The English electorate never cease to amaze me with their political choices and sheer stupidity, especially since they voted for Margaret Thatcher.
As Arthur Daley, the fictional artful dodger, famously said: “She was greatest salesperson ever – who sold the British public assets they already owned.”
This sentiment was reinforced by the Brexit referendum in 2016 and the lies and myths that led the UK to exit the European Union against its own interests. These two acts of national self-harm have left the UK struggling to economically recover.
The results of the English local government elections suggest that this stupidity trend has become an addiction.
While it’s important to take these results seriously, the prospect of a Reform government isn’t inevitable.
However, the threat of being governed by self-absorbed, money-grabbing charlatans and city wide boys has become a real possibility.
This is English nationalism on steroids, and it’s not a good omen for stability in Northern Ireland or the future of British-Irish relations.
The gains made by Reform are remarkable, especially considering that voters seem to have chosen a party and its candidates without much knowledge about either.
The electorate knows that Reform is not Labour or the Conservatives and seems content with that for now.
One concerning aspect is the large number of former Tories in Reform’s ranks. The adage “buyer beware” comes to mind, as this purchase might turn out to be a pig in a poke.

Ultimately, Reform is built around the very successful personality cult of Nigel Farage, which is its greatest strength and potentially its Achilles heel. Let’s not get carried away, though. Reform hasn’t exactly excelled in administering in the boroughs it took control of last year and these are only local government elections. A first-past-the-post system in a general election three years away could be very different.
Meanwhile, central government can ensure Reform-leaning boroughs receive insufficient funding over the next three years, making life difficult for inexperienced councillors.
Reform appeals to white English prejudices and xenophobia and has wide appeal to misogynists and bigots.
However, its support clearly extends beyond this base. A significant portion of the electorate is disillusioned and disappointed with the government’s lack of focus on domestic issues and the two-party system.
Kemi Badenoch, the seemingly perpetually scowling leader of the Conservatives, is discovering, as former leader William Hague did, that strong performances in the Commons don’t translate into voter support.
This was a very poor election for the Tories and the scale of its failure is only surpassed by the calamity facing Starmer and Labour.
When Boris Johnson, the clown prince, arrived in Westminster he brought the circus and while his act is over, the circus remains.
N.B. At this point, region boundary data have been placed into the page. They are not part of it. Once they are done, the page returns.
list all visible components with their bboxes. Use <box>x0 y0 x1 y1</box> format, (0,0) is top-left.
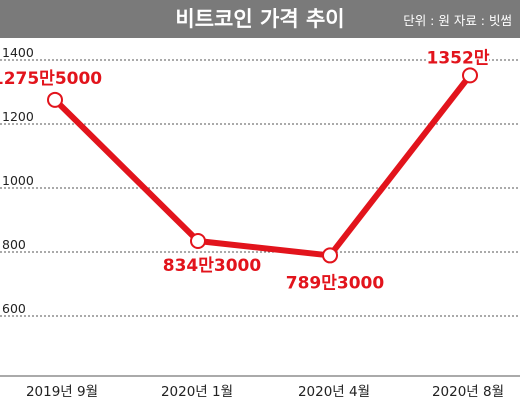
y-tick-label: 800 <box>2 237 26 252</box>
data-point-marker <box>190 233 206 250</box>
x-tick-label: 2020년 4월 <box>298 384 370 400</box>
series-layer <box>52 72 473 259</box>
y-axis-tick-labels: 600 800 1000 1200 1400 <box>2 45 34 316</box>
data-point-label: 789만3000 <box>286 273 385 293</box>
series-line <box>52 72 473 259</box>
chart-title: 비트코인 가격 추이 <box>175 7 344 31</box>
y-tick-label: 1200 <box>2 109 34 124</box>
grid-lines <box>0 59 520 317</box>
x-axis-tick-labels: 2019년 9월 2020년 1월 2020년 4월 2020년 8월 <box>26 384 504 400</box>
chart-header-bar <box>0 0 520 38</box>
data-point-label: 834만3000 <box>163 256 262 276</box>
data-point-label: 1352만 <box>427 48 490 68</box>
x-tick-label: 2020년 1월 <box>161 384 233 400</box>
data-point-label: 1275만5000 <box>0 69 102 89</box>
y-tick-label: 1400 <box>2 45 34 60</box>
data-label-layer: 1275만5000 834만3000 789만3000 1352만 <box>0 46 492 295</box>
x-tick-label: 2019년 9월 <box>26 384 98 400</box>
data-point-marker <box>462 67 478 84</box>
data-point-marker <box>47 91 63 108</box>
data-point-marker <box>322 247 338 264</box>
unit-source-note: 단위 : 원 자료 : 빗썸 <box>403 13 512 28</box>
x-tick-label: 2020년 8월 <box>432 384 504 400</box>
y-tick-label: 1000 <box>2 173 34 188</box>
y-tick-label: 600 <box>2 301 26 316</box>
There’s no doubt this is a catastrophic election for Labour. It can’t be dismissed as mid-term blues. With the party defending 2,000 seats thanks to their triumph in the last local government elections, losses were inevitable.
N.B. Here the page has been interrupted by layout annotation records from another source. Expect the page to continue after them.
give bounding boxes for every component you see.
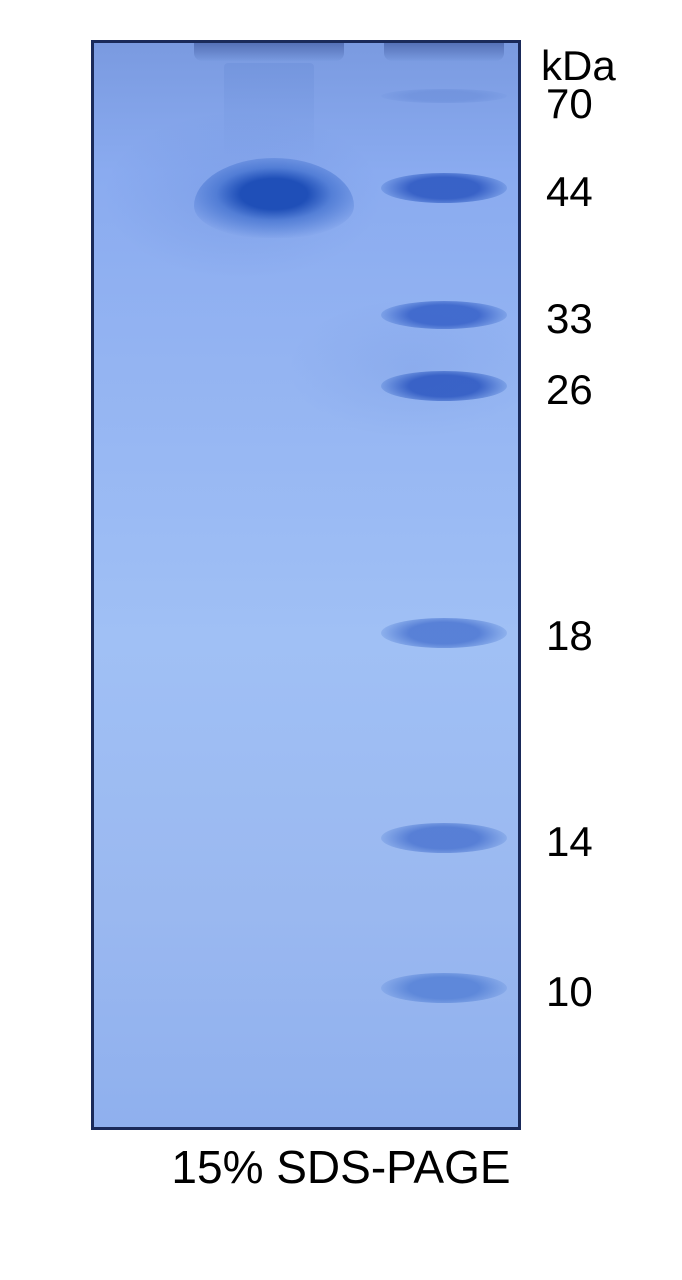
ladder-mw-label: 10 <box>546 968 593 1016</box>
caption-text: 15% SDS-PAGE <box>171 1141 510 1193</box>
ladder-band <box>381 173 507 203</box>
ladder-mw-label: 33 <box>546 295 593 343</box>
lane-streak <box>224 63 314 158</box>
ladder-mw-label: 44 <box>546 168 593 216</box>
ladder-band <box>381 973 507 1003</box>
ladder-band <box>381 371 507 401</box>
ladder-mw-label: 70 <box>546 80 593 128</box>
ladder-band <box>381 823 507 853</box>
ladder-mw-label: 18 <box>546 612 593 660</box>
gel-figure: kDa 70443326181410 15% SDS-PAGE <box>21 30 661 1190</box>
sample-lane <box>189 43 359 1127</box>
sample-band <box>194 158 354 238</box>
ladder-band <box>381 618 507 648</box>
ladder-mw-label: 26 <box>546 366 593 414</box>
ladder-band <box>381 89 507 103</box>
ladder-mw-label: 14 <box>546 818 593 866</box>
ladder-band <box>381 301 507 329</box>
gel-image <box>91 40 521 1130</box>
ladder-lane <box>379 43 509 1127</box>
gel-caption: 15% SDS-PAGE <box>21 1140 661 1194</box>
This scale of defeat across Britain, particularly in Wales, is career-ending. It’s no longer a question of whether Sir Keir Starmer will resign, but when.
I write this as someone who believes any Labour government is preferable to the alternatives and someone who had high hopes for Keir Starmer.
There should be no knee-jerk reaction and he should remain prime minister until a replacement is found. A caretaker leader isn’t a viable option for a thorough overhaul of this government.
What I and others overlooked was that Starmer’s considerable intellectual skills are those of a technocrat; his instincts are those of a data analyst and the emotional intelligence needed to connect with people is that of a High Court judge. He arrived at Number 10 on a wave of hope but has since become hamstrung and hapless.
His insistence that he “would not walk away” but “took full responsibility for the election results”, sounded like a desperate plea for survival.
He must know, in his heart and mind, that he either goes in an orderly manner to maintain stability or creates chaos and civil war within Labour ahead of the conference in September.
His John Wayne at the Alamo act is unconvincing. Starmer’s solution to the electoral disaster is to reset his government again, listen to people more – again – and bring about change – again. He has undergone more resets in the past 15 months than Spurs have managers this season.
To date, he has been fortunate in his opposition. His main advantage lies in the instability caused by the Iran war and the lack of a credible alternative candidate. However, it’s unrealistic for Labour’s senior figures to allow the party and government to sink under a leader determined to go down with the ship.
British politics has finally caught up with the European model where broad coalitions are commonplace. It’s actually a positive development. These coalitions generally work well, though Stormont is a notable exception.
Whitehall mandarins will soon find themselves in a new landscape where their hegemony will be shattered.
Keir Starmer has discovered, like Neil Kinnock, Gordon Brown and even Theresa May, that being a decent person isn’t always enough in politics.